The physician spoke of his good friend, Bill “Fireball” Beverly, a former Negro League baseball player who passed away in 1996. At that time, very little was being done to preserve and record the history of black baseball in America.

“With so much of African-American history, people just aren’t aware,” he said. “They just don’t know the story. Once they hear the story, folks get a lot more excited. It’s a matter of just being uneducated.

“When you talk to little league ballplayers, they don’t have any earthly idea what struggles the African-American went through before there was Major League Baseball today. It’s a matter of lack of education, lack of awareness,” Revel said.

The Negro Southern League Museum has 8,000 square feet of exhibit space, making it the largest African-American sports museum in the country. Revel said it is even larger than the Smithsonian Institution’s museum on African-American sports that opens in September.

“They have 5,000 square feet of exhibit space to tell the story of the history of Negro League Baseball, basketball, football, boxing, track, the Olympics,” Revel said. “Their treatment to Negro League Baseball is two cases – one about the Negro Leagues and one about integration.

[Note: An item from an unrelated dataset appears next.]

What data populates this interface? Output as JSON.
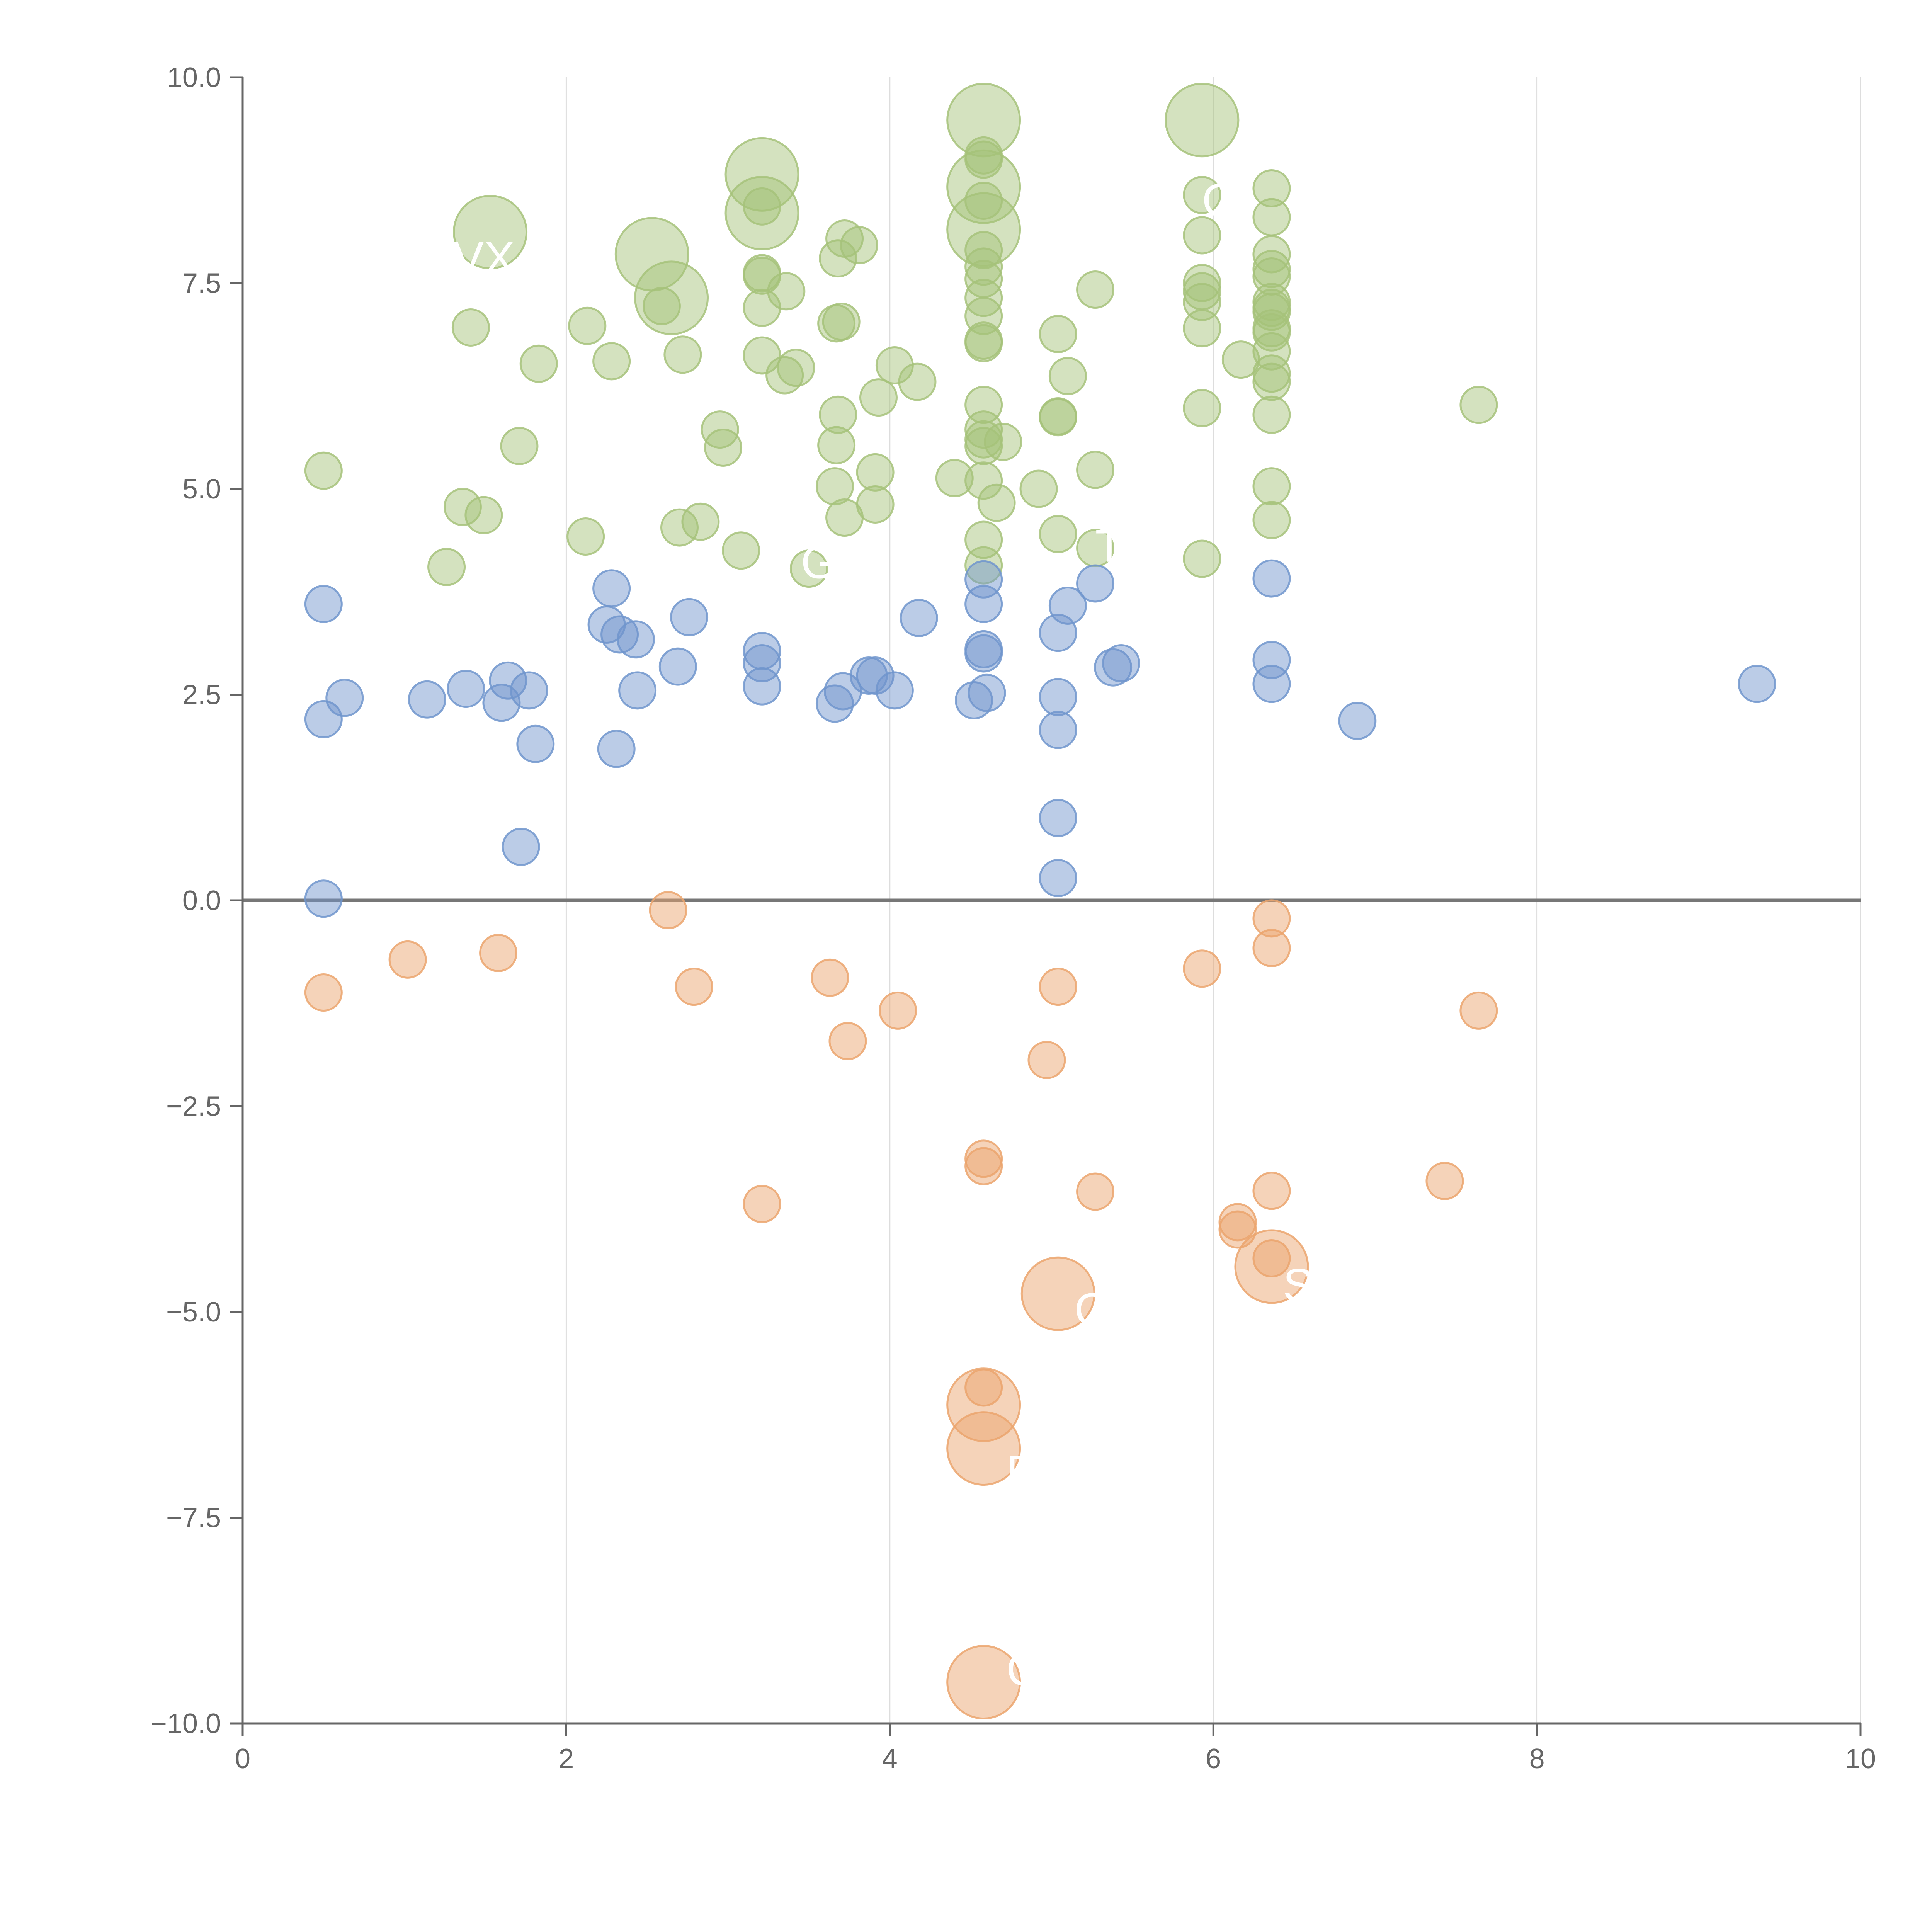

“The unique thing about the museum here is it’s a very large museum and the artifacts that we have on display only represents about 10 percent of our collection.”

The 50-plus people in attendance last Thursday included several family members of Alfred Charles Pinkston, who was the inspiration for the Forgotten Heroes Award from Revel’s Center for Negro League Baseball Research. Pinkston, a native of Newbern, Ala., who passed away in 1981, once held the record as the all-time leading hitter in Mexican baseball.

“Pinky’s been gone for a long time but his legend lives on,” Revel said. “It’s important for his grandson, his great grandson to know what an outstanding ballplayer Alfred Pinkston was and how he impacted the game of baseball here in the United States and in Latin America.”